Kierce se puso a hojear sus notas.

—Además de la descripción detallada de los delincuentes, ha podido decirnos que el de las Converse rojas llevaba una Smith and Wesson 686, mientras que su compañero iba armado con una Beretta M9 —Kierce levantó la vista—. Es impresionante que sea capaz de reconocer las armas hasta ese nivel.

—Es parte de mi formación.

—Su formación como militar, ¿no es así?

—Digamos que soy observadora.

—Oh, yo creo que está siendo muy modesta, Maya. Todos hemos oído hablar de sus acciones heroicas en otros países.

«Y de mi defenestración», estuvo a punto de añadir ella.

—La iluminación en esa parte del parque no es muy buena. No hay más que unas cuantas farolas muy separadas.

—Es suficiente.

—¿Suficiente para reconocer modelos precisos de pistola?

—Conozco las armas de fuego.

—Sí, claro. De hecho, es usted una tiradora experta, capitán.

—Capitana.

La corrección le salió de forma automática. Igual que a él la sonrisa condescendiente.

—Perdone. Aun así, estaba oscuro...

—La Smith and Wesson era de acero inoxidable, no negra. Es fácil de ver en la oscuridad. También oí cómo la amartillaba. Eso se hace con un revólver, no con una semiautomática.

—¿Y la Beretta?

—No puedo estar segura del modelo exacto, pero tenía el cañón flotante, como las Beretta.

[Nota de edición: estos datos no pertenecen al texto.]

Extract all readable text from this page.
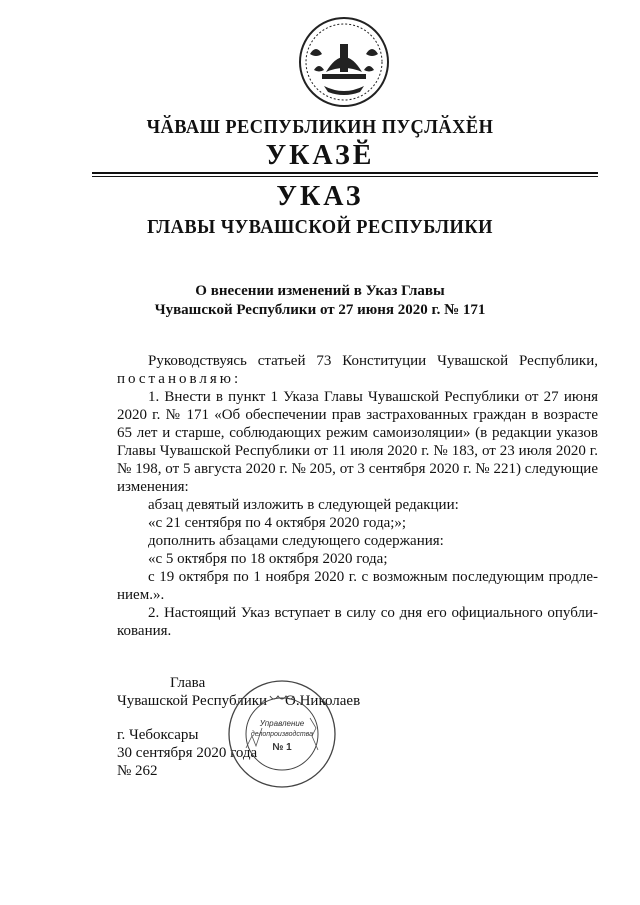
ЧӐВАШ РЕСПУБЛИКИН ПУҪЛӐХӖН
УКАЗӖ
УКАЗ
ГЛАВЫ ЧУВАШСКОЙ РЕСПУБЛИКИ
О внесении изменений в Указ Главы
Чувашской Республики от 27 июня 2020 г. № 171
Руководствуясь статьей 73 Конституции Чувашской Республики,
постановляю:
1. Внести в пункт 1 Указа Главы Чувашской Республики от 27 июня
2020 г. № 171 «Об обеспечении прав застрахованных граждан в возрасте
65 лет и старше, соблюдающих режим самоизоляции» (в редакции указов
Главы Чувашской Республики от 11 июля 2020 г. № 183, от 23 июля 2020 г.
№ 198, от 5 августа 2020 г. № 205, от 3 сентября 2020 г. № 221) следующие
изменения:
абзац девятый изложить в следующей редакции:
«с 21 сентября по 4 октября 2020 года;»;
дополнить абзацами следующего содержания:
«с 5 октября по 18 октября 2020 года;
с 19 октября по 1 ноября 2020 г. с возможным последующим продле-
нием.».
2. Настоящий Указ вступает в силу со дня его официального опубли-
кования.
Глава
Чувашской Республики О.Николаев
г. Чебоксары
30 сентября 2020 года
№ 262
Управление
делопроизводства
№ 1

—Tal como sabe, extrajimos tres balas del cuerpo de su marido. Calibre treinta y ocho, coincidente con la Smith and Wesson.

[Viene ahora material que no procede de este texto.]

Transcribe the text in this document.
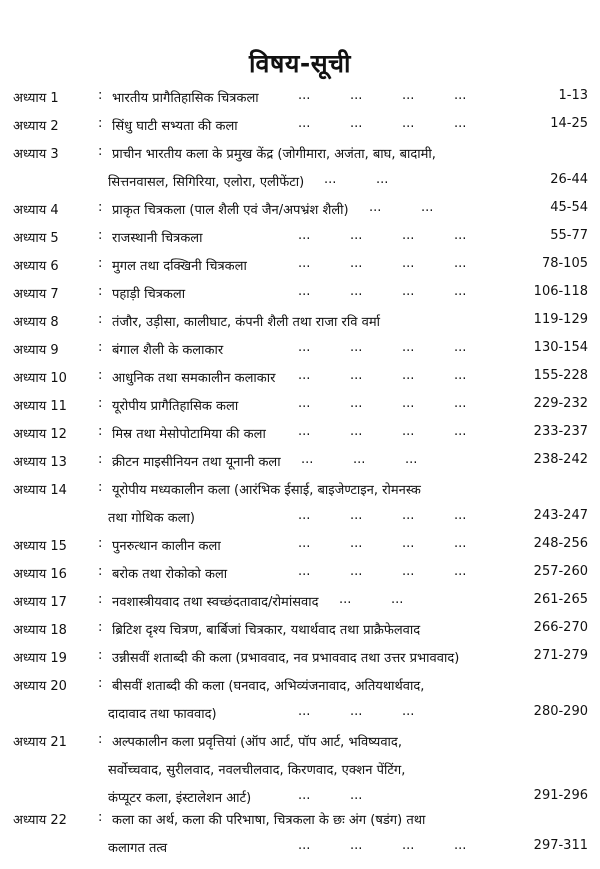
विषय-सूची
अध्याय 1	: भारतीय प्रागैतिहासिक चित्रकला	...	...	...	...	1-13
अध्याय 2	: सिंधु घाटी सभ्यता की कला	...	...	...	...	14-25
अध्याय 3	: प्राचीन भारतीय कला के प्रमुख केंद्र (जोगीमारा, अजंता, बाघ, बादामी,
सित्तनवासल, सिगिरिया, एलोरा, एलीफेंटा) ...	...	26-44
अध्याय 4	: प्राकृत चित्रकला (पाल शैली एवं जैन/अपभ्रंश शैली) ...	...	45-54
अध्याय 5	: राजस्थानी चित्रकला	...	...	...	...	55-77
अध्याय 6	: मुगल तथा दक्खिनी चित्रकला	...	...	...	...	78-105
अध्याय 7	: पहाड़ी चित्रकला	...	...	...	...	106-118
अध्याय 8	: तंजौर, उड़ीसा, कालीघाट, कंपनी शैली तथा राजा रवि वर्मा	119-129
अध्याय 9	: बंगाल शैली के कलाकार	...	...	...	...	130-154
अध्याय 10 : आधुनिक तथा समकालीन कलाकार ...	...	...	...	155-228
अध्याय 11 : यूरोपीय प्रागैतिहासिक कला	...	...	...	...	229-232
अध्याय 12 : मिस्र तथा मेसोपोटामिया की कला ...	...	...	...	233-237
अध्याय 13 : क्रीटन माइसीनियन तथा यूनानी कला ...	...	...	238-242
अध्याय 14 : यूरोपीय मध्यकालीन कला (आरंभिक ईसाई, बाइजेण्टाइन, रोमनस्क
तथा गोथिक कला)	...	...	...	...	243-247
अध्याय 15 : पुनरुत्थान कालीन कला	...	...	...	...	248-256
अध्याय 16 : बरोक तथा रोकोको कला	...	...	...	...	257-260
अध्याय 17 : नवशास्त्रीयवाद तथा स्वच्छंदतावाद/रोमांसवाद ...	...	261-265
अध्याय 18 : ब्रिटिश दृश्य चित्रण, बार्बिजां चित्रकार, यथार्थवाद तथा प्राक्रैफेलवाद	266-270
अध्याय 19 : उन्नीसवीं शताब्दी की कला (प्रभाववाद, नव प्रभाववाद तथा उत्तर प्रभाववाद)	271-279
अध्याय 20 : बीसवीं शताब्दी की कला (घनवाद, अभिव्यंजनावाद, अतियथार्थवाद,
दादावाद तथा फाववाद)	...	...	...	280-290
अध्याय 21 : अल्पकालीन कला प्रवृत्तियां (ऑप आर्ट, पॉप आर्ट, भविष्यवाद,
सर्वोच्चवाद, सुरीलवाद, नवलचीलवाद, किरणवाद, एक्शन पेंटिंग,
कंप्यूटर कला, इंस्टालेशन आर्ट)	...	...	291-296
अध्याय 22 : कला का अर्थ, कला की परिभाषा, चित्रकला के छः अंग (षडंग) तथा
कलागत तत्व	...	...	...	...	297-311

Se frotó la cara, en gesto de concentración.

—Usted posee armas, ¿verdad, Maya?

—Sí.

—¿Y una de ellas no será una Smith and Wesson 686?

—Ya sabe la respuesta.

—¿Cómo iba a saberla?

—La ley de Nueva Jersey obliga a registrar todas las armas compradas en el estado. Así que todo eso ya lo sabe. A menos que sea un perfecto incompetente, agente Kierce, que no es el caso, lo primero que habrá hecho es comprobar el registro de mis pistolas. Así pues, ¿podemos dejarnos de jueguecitos e ir al grano?

—¿Qué distancia diría usted que hay del lugar donde cayó su marido a la fuente de Bethesda?

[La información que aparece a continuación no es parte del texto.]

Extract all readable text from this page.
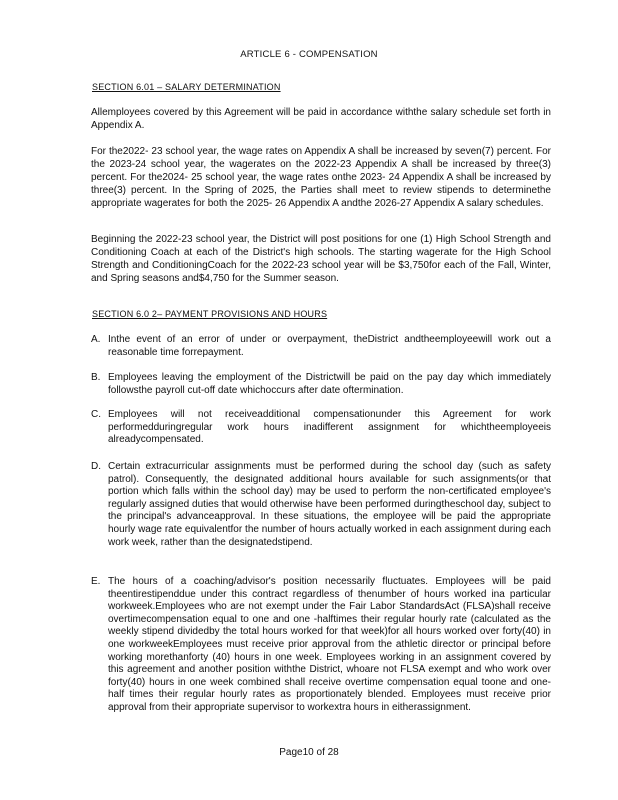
ARTICLE 6 - COMPENSATION
SECTION 6.01 – SALARY DETERMINATION
Allemployees covered by this Agreement will be paid in accordance withthe salary schedule set forth in Appendix A.
For the2022- 23 school year, the wage rates on Appendix A shall be increased by seven(7) percent. For the 2023-24 school year, the wagerates on the 2022-23 Appendix A shall be increased by three(3) percent. For the2024- 25 school year, the wage rates onthe 2023- 24 Appendix A shall be increased by three(3) percent. In the Spring of 2025, the Parties shall meet to review stipends to determinethe appropriate wagerates for both the 2025- 26 Appendix A andthe 2026-27 Appendix A salary schedules.
Beginning the 2022-23 school year, the District will post positions for one (1) High School Strength and Conditioning Coach at each of the District's high schools. The starting wagerate for the High School Strength and ConditioningCoach for the 2022-23 school year will be $3,750for each of the Fall, Winter, and Spring seasons and$4,750 for the Summer season.
SECTION 6.0 2– PAYMENT PROVISIONS AND HOURS
A. Inthe event of an error of under or overpayment, theDistrict andtheemployeewill work out a reasonable time forrepayment.
B. Employees leaving the employment of the Districtwill be paid on the pay day which immediately followsthe payroll cut-off date whichoccurs after date oftermination.
C. Employees will not receiveadditional compensationunder this Agreement for work performedduringregular work hours inadifferent assignment for whichtheemployeeis alreadycompensated.
D. Certain extracurricular assignments must be performed during the school day (such as safety patrol). Consequently, the designated additional hours available for such assignments(or that portion which falls within the school day) may be used to perform the non-certificated employee's regularly assigned duties that would otherwise have been performed duringtheschool day, subject to the principal's advanceapproval. In these situations, the employee will be paid the appropriate hourly wage rate equivalentfor the number of hours actually worked in each assignment during each work week, rather than the designatedstipend.
E. The hours of a coaching/advisor's position necessarily fluctuates. Employees will be paid theentirestipenddue under this contract regardless of thenumber of hours worked ina particular workweek.Employees who are not exempt under the Fair Labor StandardsAct (FLSA)shall receive overtimecompensation equal to one and one -halftimes their regular hourly rate (calculated as the weekly stipend dividedby the total hours worked for that week)for all hours worked over forty(40) in one workweekEmployees must receive prior approval from the athletic director or principal before working morethanforty (40) hours in one week. Employees working in an assignment covered by this agreement and another position withthe District, whoare not FLSA exempt and who work over forty(40) hours in one week combined shall receive overtime compensation equal toone and one- half times their regular hourly rates as proportionately blended. Employees must receive prior approval from their appropriate supervisor to workextra hours in eitherassignment.
Page10 of 28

El cambio de tema la descolocó.

—Estoy segura de que lo habrán medido.

—Sí, sí que lo hemos hecho. Son unos doscientos setenta metros, con todos los quiebros y requiebros que hay que hacer. Lo recorrí a la carrera. Yo no estoy tan en buena forma como usted, pero tardé un minuto, más o menos.

—Vale.

—Bueno, pues el caso es este: varios testigos han dicho que oyeron el disparo, pero usted apareció uno o dos minutos después. ¿Cómo lo explica?

—¿Por qué tendría que explicarlo?

—Es una pregunta lógica.

Ella lo miró sin pestañear.

—¿Usted cree que yo le disparé a mi marido, agente?

—¿Lo hizo?

—No. ¿Y sabe cómo puedo demostrárselo?

—¿Cómo?

—Venga al campo de tiro conmigo.

—¿Qué quiere decir?

—Como usted ha dicho, soy una tiradora experta.

—Eso nos han dicho.

—Entonces lo sabe.

—¿Qué es lo que sé?

Maya se le acercó y lo miró fijamente a los ojos.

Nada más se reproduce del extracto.